Italia (400x300)In Europe’s premier leagues, the big guns are being challenged this season. In England, Manchester United are in transitonary hell, although you cannot write them off until it is mathematically impossible for them to win the Premier. Arsenal – whoever thought they would be referred to as outsiders? –  have their best chance of winning the title in years. And with Chelsea, Tottenham and Manchester City all capable of hitting the top, this could be the most open Premier in years. Let’s hope so, because it is getting all too predictable.

In Spain, it is good to see Atletico Madrid set the pace, although the bubble may have burst with their 1-0 defeat at Espanol last weekend. Germany is very  much business as usual, with Bayern Munich claiming pole position, and in France, the newly bulging purse of Monaco is going head-to-head with Paris St Germain.

In Italy, however, Roma are the surprise package of the season, winning their first eight Serie A matches. Only the most myopic Giallorossi fan would have predicted that his club would take Italy by storm in 2013-14. Last season, they finished sixth and were beaten by local rivals Lazio in the Copa Italia final in the eternal city.

Roma’s success this season has been founded on the energy of young players and the experience of players like the veteran Francisco Totti who is having something of an Indian summer in Roma colours. Totti, the second highest Serie A goalscorer of all-time, is 37 years old  and is in terrific form, so much so that Italy’s manager, Cesar Prandelli, recently commented that he would consider Totti for a return to the Azzuri if the World Cup was just around the corner. Easy for Prandelli to throw that soundbite into the media in October, knowing  Brazil 2014 is some way off.

The bad news for Roma, and Totti, is that he will miss the next month’s action due to an injury he picked up in the 2-0 win against Rafa Benitez’s Napoli.

Equally influential, and just as eyebrow-raising, is the performance of Gervinho in the opening weeks of the Italian season. English fans will recall his profligacy in Arsenal colours where he struggled to take advantage of the many chances created for him. The Ivorian has had a new lease of life in Rome and has scored three times already.

Miralem Pjanic is also enjoying life this season, scoring the two goals against Napoli, just a few days after helping Bosnia & Herzegovina qualify for the World Cup. And then there’s Alessandro Florenzi, the young right winger who heads the Roma scorers’ list with four, and Serbia’s Adem Ljajic, who joined Roma from Fiorentina in the summer for 11 million euros.

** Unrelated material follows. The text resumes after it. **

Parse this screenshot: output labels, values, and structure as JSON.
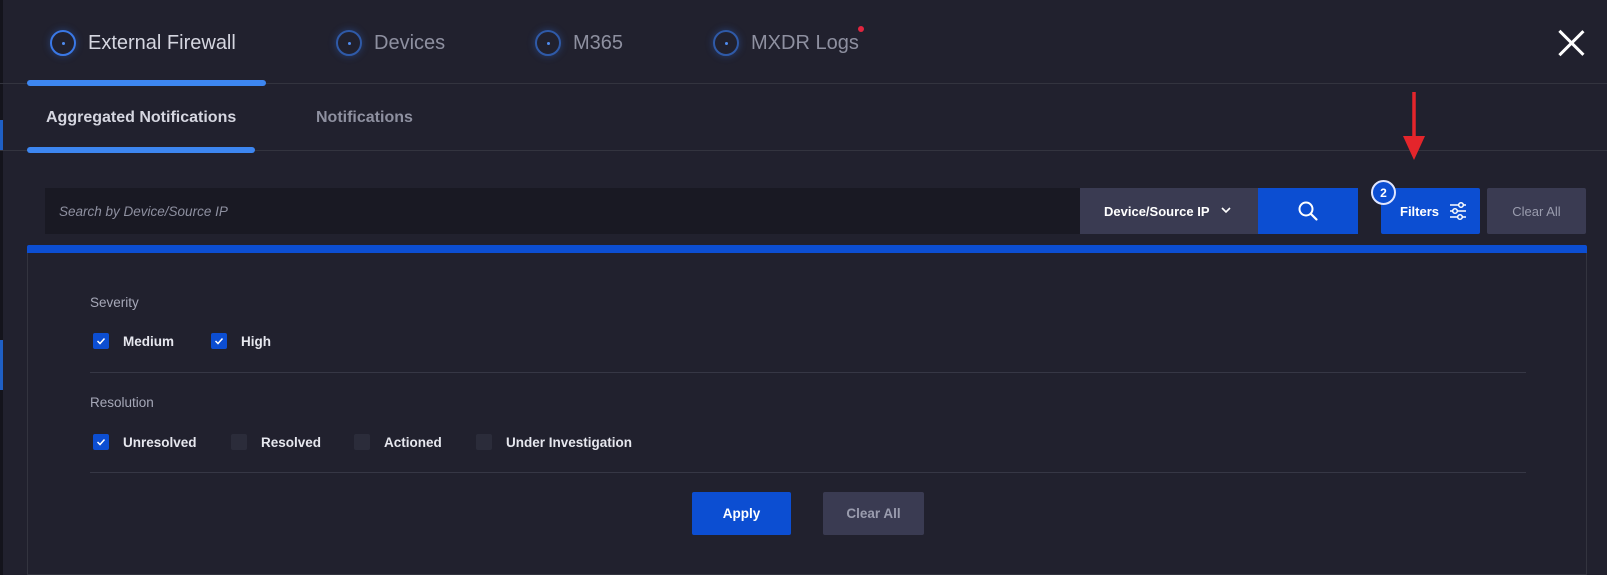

It’s not just been about getting goals from all departments (Roma have scored 22 goals from 10 players), Roma’s  goal difference is plus-21 after eight games, an astonishing figure for any league, let alone Italy.  It’s especially remarkable given Roma’s recent history. In the past two seasons, they have averaged 1.44 goals against per game (a total of 110) and in 2012-13, their defence was heavily criticized. But when manager Rudi Garcia arrived in June from Lille he tightened the Roma rearguard.  He paired new signing Udinese’s Mehdi Benatia – who was signed in the summer for EUR 13.5m –  with the Brazilian Leandro Castan at the heart of the Roma defence and it has worked spectacularly.  One goal in 720 minutes harks back to the golden age of catenaccio.

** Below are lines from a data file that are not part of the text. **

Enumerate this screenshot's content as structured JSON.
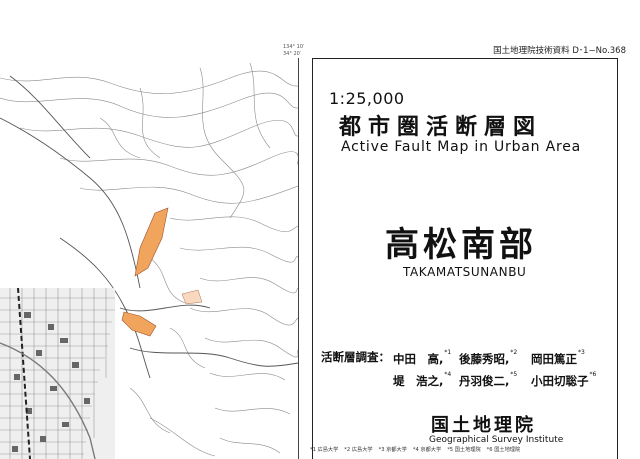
{
  "series": "国土地理院技術資料 D･1−No.368",
  "map": {
    "ticks": {
      "longitude": "134° 10′",
      "latitude": "34° 20′"
    },
    "colors": {
      "fault_zone": "#f0a45c",
      "fault_zone_light": "#f8d9c0",
      "contour": "#8a8a8a",
      "urban": "#b8b8b8"
    }
  },
  "title": {
    "scale": "1:25,000",
    "name_jp": "都市圏活断層図",
    "name_en": "Active Fault Map in Urban Area"
  },
  "sheet": {
    "name_jp": "高松南部",
    "name_en": "TAKAMATSUNANBU"
  },
  "survey": {
    "label": "活断層調査：",
    "people": [
      {
        "name": "中田　高,",
        "mark": "*1"
      },
      {
        "name": "後藤秀昭,",
        "mark": "*2"
      },
      {
        "name": "岡田篤正",
        "mark": "*3"
      },
      {
        "name": "堤　浩之,",
        "mark": "*4"
      },
      {
        "name": "丹羽俊二,",
        "mark": "*5"
      },
      {
        "name": "小田切聡子",
        "mark": "*6"
      }
    ]
  },
  "organization": {
    "name_jp": "国土地理院",
    "name_en": "Geographical Survey Institute"
  },
  "affiliations": [
    "*1 広島大学",
    "*2 広島大学",
    "*3 京都大学",
    "*4 京都大学",
    "*5 国土地理院",
    "*6 国土地理院"
  ]
}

Roma have only won the Scudetto three times, a paltry total for such a big club, and the last of those was in 2002. They are currently five points clear of Napoli and Juventus, but they have still to meet reigning champions Juve.  They don’t meet until the New Year – in Turin on January 6 and then in the penultimate game of the season on May 11 in Rome. A lot will change before then, but Roma are clearly going to have a big say in the title race this season.